What, you may ask, does this have to to with history?
Well, dagnabit, it's my blog and I can post on what I want to. So there.
Well, beyond that, perhaps a bit more than we think, although I will frankly admit that posting that item in the Movies In History category is stretching it, a lot.
But here's my point.
Movies about contemporary times attempt to portray a story in time and place, just like movies set in the past do. Some do it well, and others not so much.
In either event, those films become a record in people's mind as to what things were like, whether they realize it or not.

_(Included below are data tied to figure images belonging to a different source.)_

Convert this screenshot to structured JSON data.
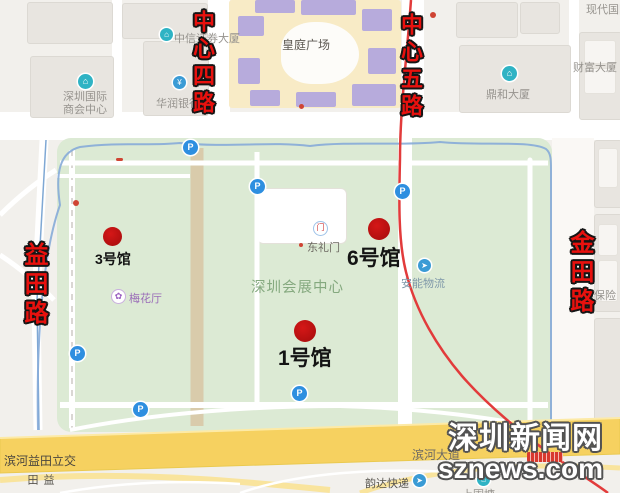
{
  "road_labels": {
    "center4": "中心四路",
    "center5": "中心五路",
    "yitian": "益田路",
    "jintian": "金田路",
    "yitian_south": "益田"
  },
  "halls": {
    "h1": "1号馆",
    "h3": "3号馆",
    "h6": "6号馆"
  },
  "venue": {
    "name": "深圳会展中心"
  },
  "pois": {
    "commerce_line1": "深圳国际",
    "commerce_line2": "商会中心",
    "citic": "中信证券大厦",
    "crbank": "华润银行",
    "mall": "皇庭广场",
    "dinghe": "鼎和大厦",
    "caifu": "财富大厦",
    "xiandai": "现代国际",
    "donglimen": "东礼门",
    "meihua": "梅花厅",
    "anneng": "安能物流",
    "aia": "友邦保险",
    "interchange": "滨河益田立交",
    "binhe_avenue": "滨河大道",
    "yunda": "韵达快递",
    "shangweitang": "上围塘"
  },
  "icons": {
    "parking": "P",
    "building": "⌂",
    "bank": "¥",
    "gate": "门",
    "flower": "✿",
    "truck": "➤",
    "courier": "➤"
  },
  "watermark": {
    "line1": "深圳新闻网",
    "line2": "sznews.com"
  },
  "colors": {
    "hall_marker_red": "#c21313",
    "road_label_red": "#e8110e",
    "route_line_red": "#e23b3b",
    "venue_green": "#dcead4",
    "highway_yellow": "#f6d160",
    "moat_blue": "#86abd8",
    "parking_blue": "#2e8fe0"
  }
}
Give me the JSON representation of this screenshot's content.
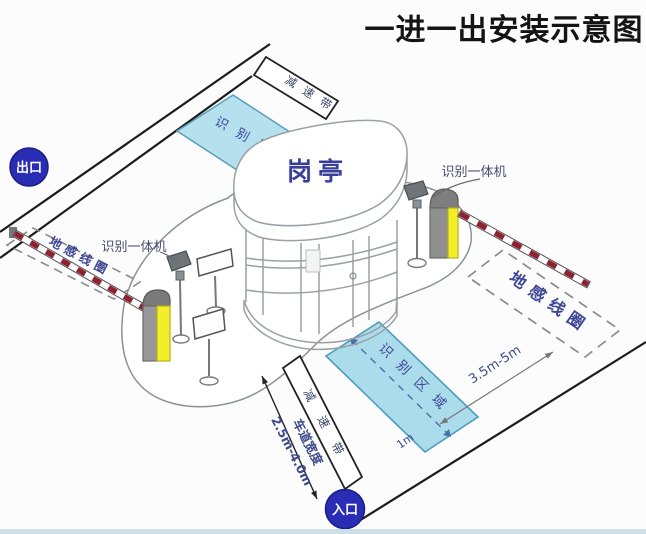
{
  "title": "一进一出安装示意图",
  "badges": {
    "exit": "出口",
    "entry": "入口"
  },
  "booth": {
    "label": "岗亭"
  },
  "equipment": {
    "camera_left": "识别一体机",
    "camera_right": "识别一体机"
  },
  "zones": {
    "coil_left": "地感线圈",
    "coil_right": "地感线圈",
    "area_top": "识别区域",
    "area_bottom": "识别区域",
    "bump_top": "减速带",
    "bump_bottom": "减速带"
  },
  "dimensions": {
    "coil_distance": "3.5m-5m",
    "area_offset": "1m",
    "lane_width_label": "车道宽度",
    "lane_width_value": "2.5m-4.0m"
  },
  "colors": {
    "badge_blue": "#2a2cb4",
    "area_blue": "#b5e0ee",
    "barrier_yellow": "#f2ee2a",
    "arm_red": "#8e2231",
    "label_navy": "#3d4796",
    "road_black": "#1c1c1c"
  }
}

Errors, great and small, preserved in films; people and dinosaurs lived at the same time. . . Frontiersmen of the 1860s were carrying cartridge arms as a rule. . . . cowboys wore Levis. . . everyone in the 1970s was under 30 years old, hip, cool, and into bikinis. . . . all Vietnam veterans are crazed killers. . . no wait, all Vietnam veterans for forsaken heroes. . . . and so on, tend to get stuck there. Perhaps ironically its often later more accurate films that get things straightened out. McCall is still carrying a cap and ball revolver in the 1870s? Everyone in Lonesome Dove is wearing wool trousers? You get the point.
So, on a film such as Wind River, a depiction matters in various ways, again great and small, as all such depictions do.
If you are from the Rocky Mountain West, and have watched the films set here, as a rule you will have been laughing, or crying, in the isles over wacky inaccurate portrayals of the region. Really off the mark settings and portrayals are too darned numerous to mention. A few real off the mark examples would suffice, such as the bizarre portrayal of the modern prairie in Bad Lands which actually held that you could see city lights in Montana and Cheyenne Wyoming from the prairie simultaneously. Or the goofball weird accents featured in portrayals like The Laramie Project (golly shucks alive Mablejean, ahh just dooon't knew what to make of it alllll, sakes alive). Or the I'm moving to Wyoming and quitting my minimum wage job and buying a ranch (as if).
To see a film that is set in the region in contemporary times and doesn't blow it is frankly amazing.
Which does leave me wondering about so many portrayals of here and there in the past in different settings. That gross exaggerations are taking in such musty classics as Sergeant York are obvious, but what else really misses the mark?